Git development
 help / color / mirror / Atom feed
From: "Michael Montalbo via GitGitGadget" <gitgitgadget@gmail.com>
To: git@vger.kernel.org
Cc: "D. Ben Knoble" <ben.knoble@gmail.com>,
	Michael Montalbo <mmontalbo@gmail.com>,
	Michael Montalbo <mmontalbo@gmail.com>
Subject: [PATCH 2/7] diff: simplify the line-range filter by classifying removals immediately
Date: Thu, 18 Jun 2026 18:16:27 +0000	[thread overview]
Message-ID: <5602b7976a0fcb6eeb582d4cd88ca379f48dd98d.1781806593.git.gitgitgadget@gmail.com> (raw)
In-Reply-To: <pull.2152.git.1781806593.gitgitgadget@gmail.com>

From: Michael Montalbo <mmontalbo@gmail.com>

The filter buffered '-' lines in a pending_rm strbuf, deferring their
classification until a '+' or ' ' line revealed the post-image
position.  That buffering is unnecessary: a removal occupies no
post-image line, so it does not advance lno_in_postimage, and xdiff
emits removals before additions within a change.  A '-' therefore
arrives while lno_in_postimage already holds the index the following
'+'/' ' will occupy, and can be classified against the ranges as it
arrives.

The buffering also hid a bug: flush_range_hunk() drained pending_rm into
the range hunk whenever the hunk was active, even after lno_in_postimage
had advanced past the tracked range, so a deletion just after the
tracked function leaked into the patch.  Classifying each line as it
arrives removes the pending_rm buffer, the discard_pending_rm() helper,
three struct fields, and makes that bug impossible by construction.

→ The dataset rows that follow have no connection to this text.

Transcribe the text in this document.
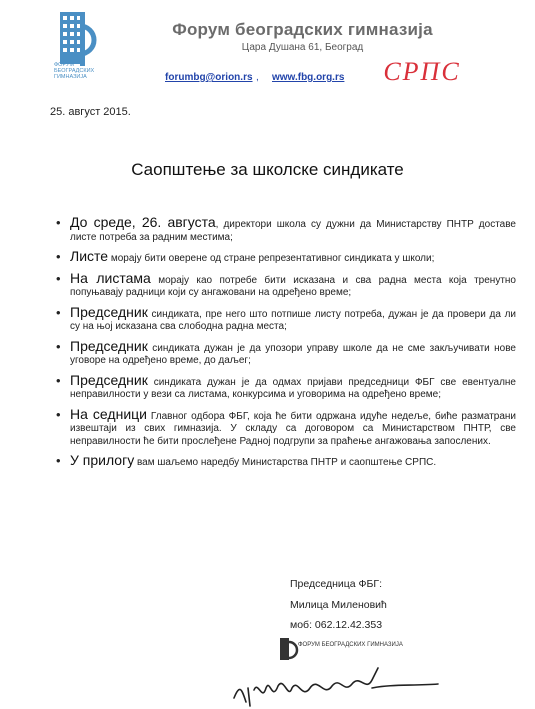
ФОРУМ БЕОГРАДСКИХ ГИМНАЗИЈА
Форум београдских гимназија
Цара Душана 61, Београд
forumbg@orion.rs , www.fbg.org.rs СРПС
25. август 2015.
Саопштење за школске синдикате
• До среде, 26. августа, директори школа су дужни да Министарству ПНТР доставе листе потреба за радним местима;
• Листе морају бити оверене од стране репрезентативног синдиката у школи;
• На листама морају као потребе бити исказана и сва радна места која тренутно попуњавају радници који су ангажовани на одређено време;
• Председник синдиката, пре него што потпише листу потреба, дужан је да провери да ли су на њој исказана сва слободна радна места;
• Председник синдиката дужан је да упозори управу школе да не сме закључивати нове уговоре на одређено време, до даљег;
• Председник синдиката дужан је да одмах пријави председници ФБГ све евентуалне неправилности у вези са листама, конкурсима и уговорима на одређено време;
• На седници Главног одбора ФБГ, која ће бити одржана идуће недеље, биће разматрани извештаји из свих гимназија. У складу са договором са Министарством ПНТР, све неправилности ће бити прослеђене Радној подгрупи за праћење ангажовања запослених.
• У прилогу вам шаљемо наредбу Министарства ПНТР и саопштење СРПС.
Председница ФБГ:
Милица Миленовић
моб: 062.12.42.353
ФОРУМ БЕОГРАДСКИХ ГИМНАЗИЈА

With every line classified on arrival, the buffered lines are the
hunk's single source of truth, so the old/new counts need not be kept
alongside them: flush_range_hunk() derives the counts (and whether the
hunk holds any change) from the buffer when it builds the header.  Drop
the per-line counting and the old_count, new_count, and has_changes
fields; there is no longer a second tally that could fall out of sync
with the buffer.

Add begin_range_hunk() to open the accumulator at the first in-range
line, seeding both begins from the live image cursors, as the
counterpart to flush_range_hunk().  With the counting gone too,
line_range_line_fn() now only appends an in-range line.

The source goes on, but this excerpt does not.